What’s interesting about this PAC is who comprises it, and how its members could use it. It’s pretty hard to get 129 strong-minded college athletic directors to agree on policy goals. But if the ADs saw fit to start a PAC to lobby politicians independent of the broader NCAA, it suggests they’re prepared to rally around at least one cause.

Let’s not overthink what “concerns” these ADs might have.

This PAC is going to try to keep college athletes from getting paid.

It could do that in lots of different ways. It could lobby against specific nominees for the National Labor Relations Board, whose members can ultimately decide things like who gets to unionize and who doesn’t. (This was a big deal in the case involving Northwestern football players in 2014.) It could lobby for or against congressional candidates, depending on how friendly they are to the cause.

It could lobby for or against specific legislation that deals with the issue. It could lobby for or against judicial nominees who might have to rule on amateurism issues at some point or another. The federal government has a lot of tools in its toolbox. So do states, to a lesser degree, if the ADs try to be active beyond Washington. (There are rules differentiating PACs between federal and state governments.)

There might be other causes the PAC comes to support. It says it will be “advocating for the future of college athletics, and providing various services to the members, ranging from professional development to pooled purchasing arrangements.”

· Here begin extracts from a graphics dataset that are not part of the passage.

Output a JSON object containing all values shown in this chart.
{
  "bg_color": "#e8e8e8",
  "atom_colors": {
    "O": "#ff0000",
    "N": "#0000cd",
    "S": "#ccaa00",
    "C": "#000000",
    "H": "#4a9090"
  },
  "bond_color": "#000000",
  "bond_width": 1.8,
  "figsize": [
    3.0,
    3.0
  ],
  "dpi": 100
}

The PAC might want to ward off some overreaching senator from interfering with the College Football Playoff, or work on other causes that pop up over time. But big schools already have some sort of lobbying presence to work on issues they care about, so this PAC has to offer something different.

Athletic directors come from all corners of the country. Colleges are more left-leaning than most places, of course, but the political dynamics for the athletic directors at, say, Wyoming and Maryland, are drastically different. They serve different alumni bases and work in states with different political majorities.

There aren’t many things all 129 athletic directors would want to do politically together. But preventing their athletes from getting paid is a sensible common cause, no matter what form that advocacy turns out to take.